Homer Barron was an unheroic figure who put too much dependence upon his self-centered and rootless philosophy, a belief which suggested that he could take whatever he wanted without considering any obligation to the past (tradition) or to the future (death). Emily's resistance is heroic. Her tragic flaw is the conventional pride: she undertook to regulate the natural time-universe. She acted as though death did not exist, as though she could retain her unfaithful lover by poisoning him and holding his physical self prisoner in a world which had all of the appearances of reality except that most necessary of all things -- life. The extraction of a statement of theme from so complex a subject matter is dangerous and never wholly satisfactory. The subject, as we have seen, is concerned not alone with man's relationship to death, but with his relationship as it refers to all the facets of social intercourse.

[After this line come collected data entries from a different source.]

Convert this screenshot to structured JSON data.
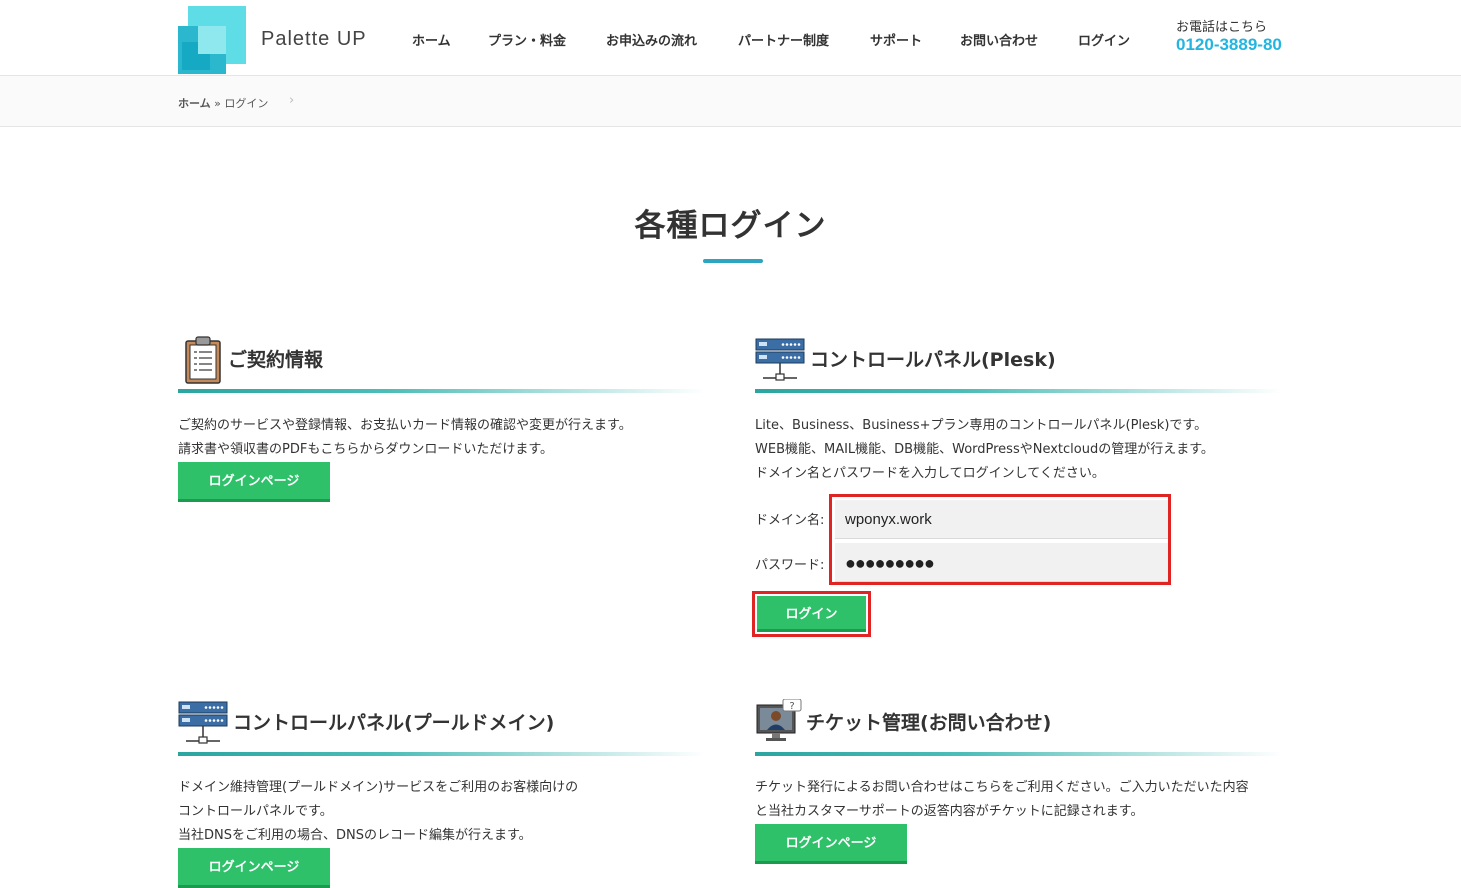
{
  "header": {
    "logo_text": "Palette UP",
    "nav": [
      "ホーム",
      "プラン・料金",
      "お申込みの流れ",
      "パートナー制度",
      "サポート",
      "お問い合わせ",
      "ログイン"
    ],
    "phone_label": "お電話はこちら",
    "phone_number": "0120-3889-80"
  },
  "breadcrumb": {
    "home": "ホーム",
    "separator": "»",
    "current": "ログイン"
  },
  "page": {
    "title": "各種ログイン"
  },
  "sections": {
    "contract": {
      "title": "ご契約情報",
      "lines": [
        "ご契約のサービスや登録情報、お支払いカード情報の確認や変更が行えます。",
        "請求書や領収書のPDFもこちらからダウンロードいただけます。"
      ],
      "button": "ログインページ"
    },
    "plesk": {
      "title": "コントロールパネル(Plesk)",
      "lines": [
        "Lite、Business、Business+プラン専用のコントロールパネル(Plesk)です。",
        "WEB機能、MAIL機能、DB機能、WordPressやNextcloudの管理が行えます。",
        "ドメイン名とパスワードを入力してログインしてください。"
      ],
      "domain_label": "ドメイン名:",
      "domain_value": "wponyx.work",
      "password_label": "パスワード:",
      "password_value": "●●●●●●●●●",
      "button": "ログイン"
    },
    "pool": {
      "title": "コントロールパネル(プールドメイン)",
      "lines": [
        "ドメイン維持管理(プールドメイン)サービスをご利用のお客様向けの",
        "コントロールパネルです。",
        "当社DNSをご利用の場合、DNSのレコード編集が行えます。"
      ],
      "button": "ログインページ"
    },
    "ticket": {
      "title": "チケット管理(お問い合わせ)",
      "lines": [
        "チケット発行によるお問い合わせはこちらをご利用ください。ご入力いただいた内容",
        "と当社カスタマーサポートの返答内容がチケットに記録されます。"
      ],
      "button": "ログインページ"
    }
  },
  "colors": {
    "accent": "#2ba5c0",
    "button": "#2ec16a",
    "highlight": "#e02424",
    "phone": "#23b5e0"
  }
}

The theme is not one directed at presenting an attitude of Southerner to Yankee, or Yankee to Southerner, as has been hinted at in so many discussions of William Faulkner. The Southern Problem is one of the objective facts with which the theme is concerned, but the theme itself transcends it. Wallace Stevens is certainly right when he says that a theme may be emotive as well as intellectual and logical, and it is this recognition which explains why the extraction of a logical statement of theme is so delicate and dangerous an operation: the story is its theme as the life of the body is the body. Nevertheless, in so far as a theme represents the meaning of a story, it can be observed in logical terms; indeed, these are the only terms in which it can be observed for those who, at a first or even a repeated reading, fail to recognize the implications of the total story. The logical statement, in other words, may be a clue to the total, emotive content.

In these terms, "A Rose for Emily" would seem to be saying that man must come to terms both with the past and the present; for to ignore the first is to be guilty of a foolish innocence, to ignore the second is to become monstrous and inhuman, above all to betray an excessive pride (such as Emily Grierson's) before the humbling fact of death. The total story says what has been said in so much successful literature, that man's plight is tragic, but that there is heroism in an attempt to rise above it.